I’ve no proof last Tuesday evening’s incident in a Niagara Falls bar was borne out of malice. The potentially scarring act may well’ve been a misunderstanding; or perhaps an accidental oversight by its perpetrators. I’ll probably never get to know.

I can be certain, though, that this occurrence caused a moment of unnecessary stress to its hapless victim. A visiting northern Englishman whose aspirations for the evening were simply to enjoy a hearty meal, along with a couple of flagons of finest Canadian ale. Uncompounded desires held by a visitor to one of the globes iconic sights which stood, or to be more accurate cascaded, but a few hundred yards from that very watering hole.

The drama unfolded following my request for a second pint of a Canadian beer which is widely available in the UK. A lager light and crisp of taste which ordinarily provides a flavoursome companion either in isolation or as accompaniment to the cuisine of various genre.

When the barmaid returned with my drink I was disenchanted to find it was bereft of a foam head, or indeed any gas bubbles whatsoever. The amber coloured liquid in my American style pint glass was as still and lifeless as a……. errr…… ermm….. well, a still and lifeless pond. Minus the goldfish, coral and algae.

It was clear something had been afoot with this beers preparation; potential within the drinks pipe journey from keg to tap. Or the possibility (as I cynically posited to that evening’s companions) what stood in front of me was from the tap’s slops tray. An underhand trick I’d seen at first hand on a few occasions during my younger days in UK pubs.

Being unprepared to partake in imbibing this sub-standard lager, and unable to attract a waitress to express my disappointment at the product that looked more urine sample than beer, I walked the short distance to the bar where politely, but firmly, I submitted to the inn keeper my drink wasn’t fit for purpose (unless the purpose was to give me gut rot). Mein host proved perfectly accommodating, apologising profusely, prior to swapping the drink without argument.

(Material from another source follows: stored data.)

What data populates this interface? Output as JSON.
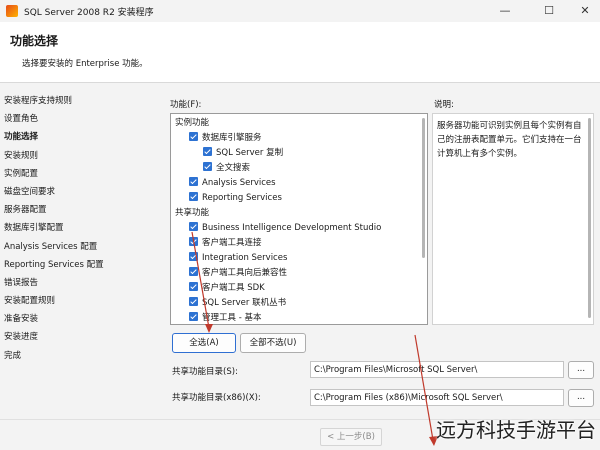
{
  "window": {
    "title": "SQL Server 2008 R2 安装程序",
    "minimize": "—",
    "maximize": "☐",
    "close": "✕"
  },
  "header": {
    "title": "功能选择",
    "subtitle": "选择要安装的 Enterprise 功能。"
  },
  "sidebar": {
    "items": [
      {
        "label": "安装程序支持规则"
      },
      {
        "label": "设置角色"
      },
      {
        "label": "功能选择"
      },
      {
        "label": "安装规则"
      },
      {
        "label": "实例配置"
      },
      {
        "label": "磁盘空间要求"
      },
      {
        "label": "服务器配置"
      },
      {
        "label": "数据库引擎配置"
      },
      {
        "label": "Analysis Services 配置"
      },
      {
        "label": "Reporting Services 配置"
      },
      {
        "label": "错误报告"
      },
      {
        "label": "安装配置规则"
      },
      {
        "label": "准备安装"
      },
      {
        "label": "安装进度"
      },
      {
        "label": "完成"
      }
    ],
    "active_index": 2
  },
  "features": {
    "label": "功能(F):",
    "items": [
      {
        "label": "实例功能",
        "checkbox": false,
        "checked": false
      },
      {
        "label": "数据库引擎服务",
        "checkbox": true,
        "checked": true
      },
      {
        "label": "SQL Server 复制",
        "checkbox": true,
        "checked": true
      },
      {
        "label": "全文搜索",
        "checkbox": true,
        "checked": true
      },
      {
        "label": "Analysis Services",
        "checkbox": true,
        "checked": true
      },
      {
        "label": "Reporting Services",
        "checkbox": true,
        "checked": true
      },
      {
        "label": "共享功能",
        "checkbox": false,
        "checked": false
      },
      {
        "label": "Business Intelligence Development Studio",
        "checkbox": true,
        "checked": true
      },
      {
        "label": "客户端工具连接",
        "checkbox": true,
        "checked": true
      },
      {
        "label": "Integration Services",
        "checkbox": true,
        "checked": true
      },
      {
        "label": "客户端工具向后兼容性",
        "checkbox": true,
        "checked": true
      },
      {
        "label": "客户端工具 SDK",
        "checkbox": true,
        "checked": true
      },
      {
        "label": "SQL Server 联机丛书",
        "checkbox": true,
        "checked": true
      },
      {
        "label": "管理工具 - 基本",
        "checkbox": true,
        "checked": true
      }
    ]
  },
  "description": {
    "label": "说明:",
    "text": "服务器功能可识别实例且每个实例有自己的注册表配置单元。它们支持在一台计算机上有多个实例。"
  },
  "buttons": {
    "select_all": "全选(A)",
    "unselect_all": "全部不选(U)",
    "browse": "..."
  },
  "shared_dir": {
    "label": "共享功能目录(S):",
    "value": "C:\\Program Files\\Microsoft SQL Server\\"
  },
  "shared_dir_x86": {
    "label": "共享功能目录(x86)(X):",
    "value": "C:\\Program Files (x86)\\Microsoft SQL Server\\"
  },
  "footer": {
    "back": "< 上一步(B)"
  },
  "watermark": "远方科技手游平台",
  "colors": {
    "accent": "#2d72d2",
    "annotation": "#c0392b"
  }
}
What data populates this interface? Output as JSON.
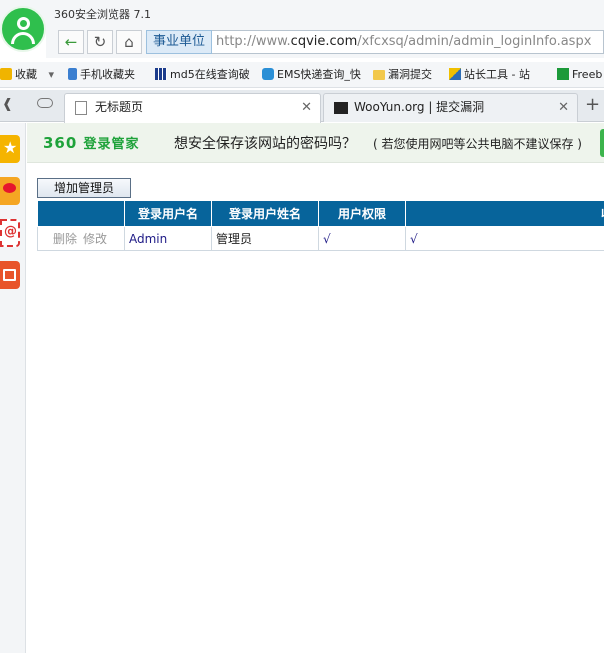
{
  "window": {
    "title": "360安全浏览器 7.1"
  },
  "nav": {
    "zone_label": "事业单位",
    "url_scheme": "http://www.",
    "url_host": "cqvie.com",
    "url_path": "/xfcxsq/admin/admin_loginInfo.aspx"
  },
  "bookmarks": {
    "items": [
      {
        "label": "收藏"
      },
      {
        "label": "手机收藏夹"
      },
      {
        "label": "md5在线查询破"
      },
      {
        "label": "EMS快递查询_快"
      },
      {
        "label": "漏洞提交"
      },
      {
        "label": "站长工具 - 站"
      },
      {
        "label": "Freeb"
      }
    ]
  },
  "tabs": [
    {
      "label": "无标题页"
    },
    {
      "label": "WooYun.org | 提交漏洞"
    }
  ],
  "password_bar": {
    "logo_brand": "360",
    "logo_text": "登录管家",
    "question": "想安全保存该网站的密码吗？",
    "hint": "( 若您使用网吧等公共电脑不建议保存 )"
  },
  "page": {
    "add_button": "增加管理员",
    "table": {
      "headers": [
        "",
        "登录用户名",
        "登录用户姓名",
        "用户权限",
        "收"
      ],
      "rows": [
        {
          "delete": "删除",
          "edit": "修改",
          "username": "Admin",
          "realname": "管理员",
          "permission": "√",
          "collect": "√"
        }
      ]
    }
  },
  "colors": {
    "header_bg": "#07649b",
    "accent_green": "#1ea23a"
  }
}
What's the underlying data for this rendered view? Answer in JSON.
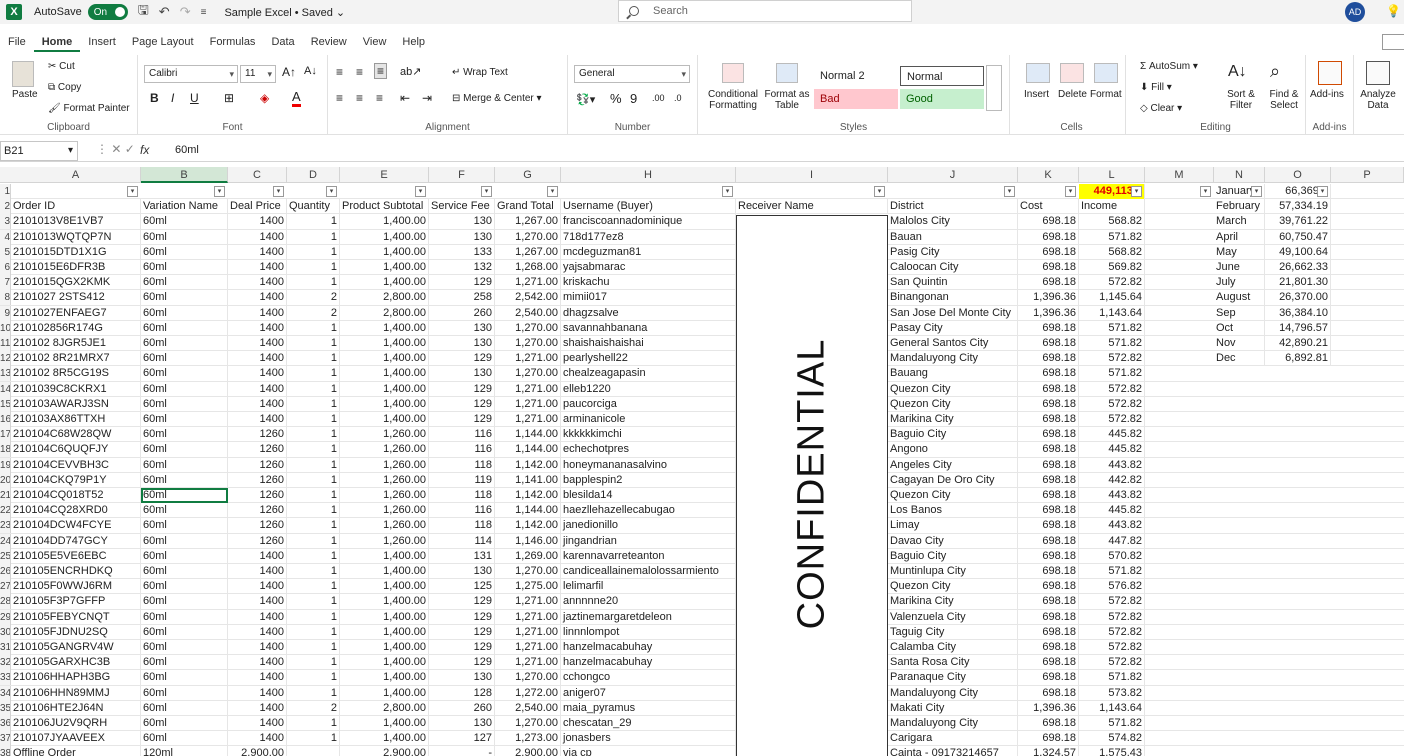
{
  "titlebar": {
    "autosave_label": "AutoSave",
    "autosave_state": "On",
    "doc_title": "Sample Excel • Saved ⌄",
    "search_placeholder": "Search",
    "avatar": "AD"
  },
  "menu": [
    "File",
    "Home",
    "Insert",
    "Page Layout",
    "Formulas",
    "Data",
    "Review",
    "View",
    "Help"
  ],
  "ribbon": {
    "clipboard": {
      "paste": "Paste",
      "cut": "Cut",
      "copy": "Copy",
      "format_painter": "Format Painter",
      "label": "Clipboard"
    },
    "font": {
      "name": "Calibri",
      "size": "11",
      "label": "Font",
      "bold": "B",
      "italic": "I",
      "underline": "U"
    },
    "alignment": {
      "wrap": "Wrap Text",
      "merge": "Merge & Center",
      "label": "Alignment"
    },
    "number": {
      "format": "General",
      "label": "Number",
      "percent": "%",
      "comma": "9"
    },
    "styles": {
      "cond": "Conditional Formatting",
      "table": "Format as Table",
      "normal2": "Normal 2",
      "normal": "Normal",
      "bad": "Bad",
      "good": "Good",
      "label": "Styles"
    },
    "cells": {
      "insert": "Insert",
      "delete": "Delete",
      "format": "Format",
      "label": "Cells"
    },
    "editing": {
      "autosum": "AutoSum",
      "fill": "Fill",
      "clear": "Clear",
      "sort": "Sort & Filter",
      "find": "Find & Select",
      "label": "Editing"
    },
    "addins": {
      "addins": "Add-ins",
      "label": "Add-ins"
    },
    "analyze": {
      "label": "Analyze Data"
    }
  },
  "formula_bar": {
    "namebox": "B21",
    "fx": "fx",
    "content": "60ml"
  },
  "columns": [
    "A",
    "B",
    "C",
    "D",
    "E",
    "F",
    "G",
    "H",
    "I",
    "J",
    "K",
    "L",
    "M",
    "N",
    "O",
    "P"
  ],
  "highlight_total": "449,113.2",
  "headers": [
    "Order ID",
    "Variation Name",
    "Deal Price",
    "Quantity",
    "Product Subtotal",
    "Service Fee",
    "Grand Total",
    "Username (Buyer)",
    "Receiver Name",
    "District",
    "Cost",
    "Income"
  ],
  "confidential": "CONFIDENTIAL",
  "rows": [
    [
      "2101013V8E1VB7",
      "60ml",
      "1400",
      "1",
      "1,400.00",
      "130",
      "1,267.00",
      "franciscoannadominique",
      "Malolos City",
      "698.18",
      "568.82"
    ],
    [
      "2101013WQTQP7N",
      "60ml",
      "1400",
      "1",
      "1,400.00",
      "130",
      "1,270.00",
      "718d177ez8",
      "Bauan",
      "698.18",
      "571.82"
    ],
    [
      "2101015DTD1X1G",
      "60ml",
      "1400",
      "1",
      "1,400.00",
      "133",
      "1,267.00",
      "mcdeguzman81",
      "Pasig City",
      "698.18",
      "568.82"
    ],
    [
      "2101015E6DFR3B",
      "60ml",
      "1400",
      "1",
      "1,400.00",
      "132",
      "1,268.00",
      "yajsabmarac",
      "Caloocan City",
      "698.18",
      "569.82"
    ],
    [
      "2101015QGX2KMK",
      "60ml",
      "1400",
      "1",
      "1,400.00",
      "129",
      "1,271.00",
      "kriskachu",
      "San Quintin",
      "698.18",
      "572.82"
    ],
    [
      "2101027 2STS412",
      "60ml",
      "1400",
      "2",
      "2,800.00",
      "258",
      "2,542.00",
      "mimii017",
      "Binangonan",
      "1,396.36",
      "1,145.64"
    ],
    [
      "2101027ENFAEG7",
      "60ml",
      "1400",
      "2",
      "2,800.00",
      "260",
      "2,540.00",
      "dhagzsalve",
      "San Jose Del Monte City",
      "1,396.36",
      "1,143.64"
    ],
    [
      "210102856R174G",
      "60ml",
      "1400",
      "1",
      "1,400.00",
      "130",
      "1,270.00",
      "savannahbanana",
      "Pasay City",
      "698.18",
      "571.82"
    ],
    [
      "210102 8JGR5JE1",
      "60ml",
      "1400",
      "1",
      "1,400.00",
      "130",
      "1,270.00",
      "shaishaishaishai",
      "General Santos City",
      "698.18",
      "571.82"
    ],
    [
      "210102 8R21MRX7",
      "60ml",
      "1400",
      "1",
      "1,400.00",
      "129",
      "1,271.00",
      "pearlyshell22",
      "Mandaluyong City",
      "698.18",
      "572.82"
    ],
    [
      "210102 8R5CG19S",
      "60ml",
      "1400",
      "1",
      "1,400.00",
      "130",
      "1,270.00",
      "chealzeagapasin",
      "Bauang",
      "698.18",
      "571.82"
    ],
    [
      "2101039C8CKRX1",
      "60ml",
      "1400",
      "1",
      "1,400.00",
      "129",
      "1,271.00",
      "elleb1220",
      "Quezon City",
      "698.18",
      "572.82"
    ],
    [
      "210103AWARJ3SN",
      "60ml",
      "1400",
      "1",
      "1,400.00",
      "129",
      "1,271.00",
      "paucorciga",
      "Quezon City",
      "698.18",
      "572.82"
    ],
    [
      "210103AX86TTXH",
      "60ml",
      "1400",
      "1",
      "1,400.00",
      "129",
      "1,271.00",
      "arminanicole",
      "Marikina City",
      "698.18",
      "572.82"
    ],
    [
      "210104C68W28QW",
      "60ml",
      "1260",
      "1",
      "1,260.00",
      "116",
      "1,144.00",
      "kkkkkkimchi",
      "Baguio City",
      "698.18",
      "445.82"
    ],
    [
      "210104C6QUQFJY",
      "60ml",
      "1260",
      "1",
      "1,260.00",
      "116",
      "1,144.00",
      "echechotpres",
      "Angono",
      "698.18",
      "445.82"
    ],
    [
      "210104CEVVBH3C",
      "60ml",
      "1260",
      "1",
      "1,260.00",
      "118",
      "1,142.00",
      "honeymananasalvino",
      "Angeles City",
      "698.18",
      "443.82"
    ],
    [
      "210104CKQ79P1Y",
      "60ml",
      "1260",
      "1",
      "1,260.00",
      "119",
      "1,141.00",
      "bapplespin2",
      "Cagayan De Oro City",
      "698.18",
      "442.82"
    ],
    [
      "210104CQ018T52",
      "60ml",
      "1260",
      "1",
      "1,260.00",
      "118",
      "1,142.00",
      "blesilda14",
      "Quezon City",
      "698.18",
      "443.82"
    ],
    [
      "210104CQ28XRD0",
      "60ml",
      "1260",
      "1",
      "1,260.00",
      "116",
      "1,144.00",
      "haezllehazellecabugao",
      "Los Banos",
      "698.18",
      "445.82"
    ],
    [
      "210104DCW4FCYE",
      "60ml",
      "1260",
      "1",
      "1,260.00",
      "118",
      "1,142.00",
      "janedionillo",
      "Limay",
      "698.18",
      "443.82"
    ],
    [
      "210104DD747GCY",
      "60ml",
      "1260",
      "1",
      "1,260.00",
      "114",
      "1,146.00",
      "jingandrian",
      "Davao City",
      "698.18",
      "447.82"
    ],
    [
      "210105E5VE6EBC",
      "60ml",
      "1400",
      "1",
      "1,400.00",
      "131",
      "1,269.00",
      "karennavarreteanton",
      "Baguio City",
      "698.18",
      "570.82"
    ],
    [
      "210105ENCRHDKQ",
      "60ml",
      "1400",
      "1",
      "1,400.00",
      "130",
      "1,270.00",
      "candiceallainemalolossarmiento",
      "Muntinlupa City",
      "698.18",
      "571.82"
    ],
    [
      "210105F0WWJ6RM",
      "60ml",
      "1400",
      "1",
      "1,400.00",
      "125",
      "1,275.00",
      "lelimarfil",
      "Quezon City",
      "698.18",
      "576.82"
    ],
    [
      "210105F3P7GFFP",
      "60ml",
      "1400",
      "1",
      "1,400.00",
      "129",
      "1,271.00",
      "annnnne20",
      "Marikina City",
      "698.18",
      "572.82"
    ],
    [
      "210105FEBYCNQT",
      "60ml",
      "1400",
      "1",
      "1,400.00",
      "129",
      "1,271.00",
      "jaztinemargaretdeleon",
      "Valenzuela City",
      "698.18",
      "572.82"
    ],
    [
      "210105FJDNU2SQ",
      "60ml",
      "1400",
      "1",
      "1,400.00",
      "129",
      "1,271.00",
      "linnnlompot",
      "Taguig City",
      "698.18",
      "572.82"
    ],
    [
      "210105GANGRV4W",
      "60ml",
      "1400",
      "1",
      "1,400.00",
      "129",
      "1,271.00",
      "hanzelmacabuhay",
      "Calamba City",
      "698.18",
      "572.82"
    ],
    [
      "210105GARXHC3B",
      "60ml",
      "1400",
      "1",
      "1,400.00",
      "129",
      "1,271.00",
      "hanzelmacabuhay",
      "Santa Rosa City",
      "698.18",
      "572.82"
    ],
    [
      "210106HHAPH3BG",
      "60ml",
      "1400",
      "1",
      "1,400.00",
      "130",
      "1,270.00",
      "cchongco",
      "Paranaque City",
      "698.18",
      "571.82"
    ],
    [
      "210106HHN89MMJ",
      "60ml",
      "1400",
      "1",
      "1,400.00",
      "128",
      "1,272.00",
      "aniger07",
      "Mandaluyong City",
      "698.18",
      "573.82"
    ],
    [
      "210106HTE2J64N",
      "60ml",
      "1400",
      "2",
      "2,800.00",
      "260",
      "2,540.00",
      "maia_pyramus",
      "Makati City",
      "1,396.36",
      "1,143.64"
    ],
    [
      "210106JU2V9QRH",
      "60ml",
      "1400",
      "1",
      "1,400.00",
      "130",
      "1,270.00",
      "chescatan_29",
      "Mandaluyong City",
      "698.18",
      "571.82"
    ],
    [
      "210107JYAAVEEX",
      "60ml",
      "1400",
      "1",
      "1,400.00",
      "127",
      "1,273.00",
      "jonasbers",
      "Carigara",
      "698.18",
      "574.82"
    ],
    [
      "Offline Order",
      "120ml",
      "2,900.00",
      "",
      "2,900.00",
      "-",
      "2,900.00",
      "via cp",
      "Cainta - 09173214657",
      "1,324.57",
      "1,575.43"
    ]
  ],
  "months": [
    [
      "January",
      "66,369.5"
    ],
    [
      "February",
      "57,334.19"
    ],
    [
      "March",
      "39,761.22"
    ],
    [
      "April",
      "60,750.47"
    ],
    [
      "May",
      "49,100.64"
    ],
    [
      "June",
      "26,662.33"
    ],
    [
      "July",
      "21,801.30"
    ],
    [
      "August",
      "26,370.00"
    ],
    [
      "Sep",
      "36,384.10"
    ],
    [
      "Oct",
      "14,796.57"
    ],
    [
      "Nov",
      "42,890.21"
    ],
    [
      "Dec",
      "6,892.81"
    ]
  ]
}
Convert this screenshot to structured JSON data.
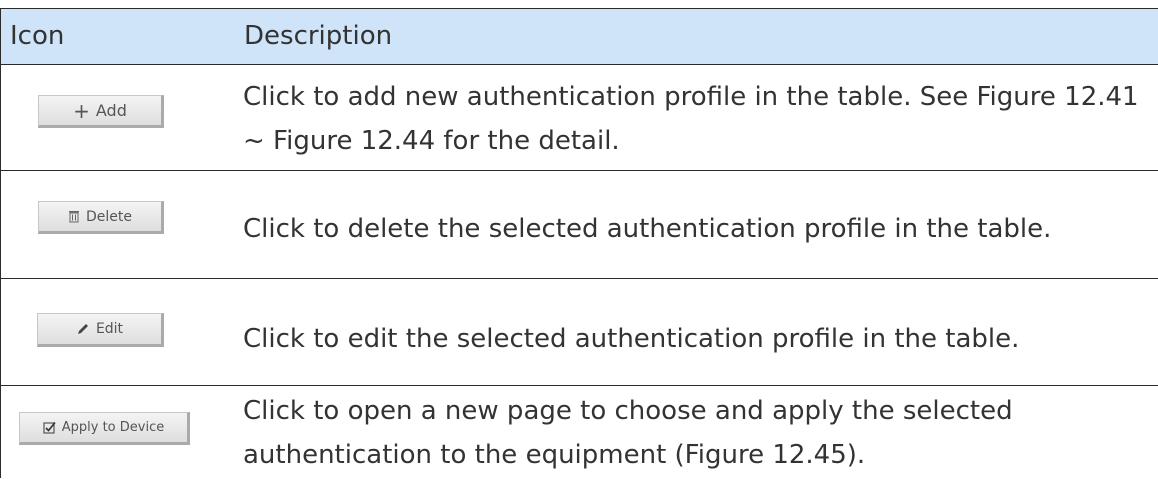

I’d comedic notions while writing the previous sentence that bar staff, on receipt of my complaint, provided a squirty cream head to the flat drink with a head before returning the pint to me. Along with other visions they gave me a new drink before walking the gas less pint to another unsuspecting customer. That, though, clearly is untrue. Customer service edicts on the North American continent rendering such scenarios as highly unlikely.

The quality of that original beer was appalling, but the situation was rectified satisfactorily by bar staff so I’ll let sleeping dogs lay. A decision firmed up by the fact my other beer, along with chicken pasta meal, were perfectly acceptable for the level of bar/diner refreshments my companions and me had chosen.


On social media this morning, with tongue very much in cheek, I posted a picture of me with the flat beer with a misleading image of sadness on my visage. Accompanying this was the text ‘The melancholic look of a man who’s just been delivered a flat beer!…. You cannot mess with peoples minds in that way Niagara Falls pub!!”

While reflecting on last Tuesday evening’s events, I’m philosophical about the whole scene; after all, it was only one bad pint. Thankfully, I’m not the sort of pedantic whiner who’d be moved to write a 500+ word blog complaining about such a minor incident……… Oh, hold on a minute!!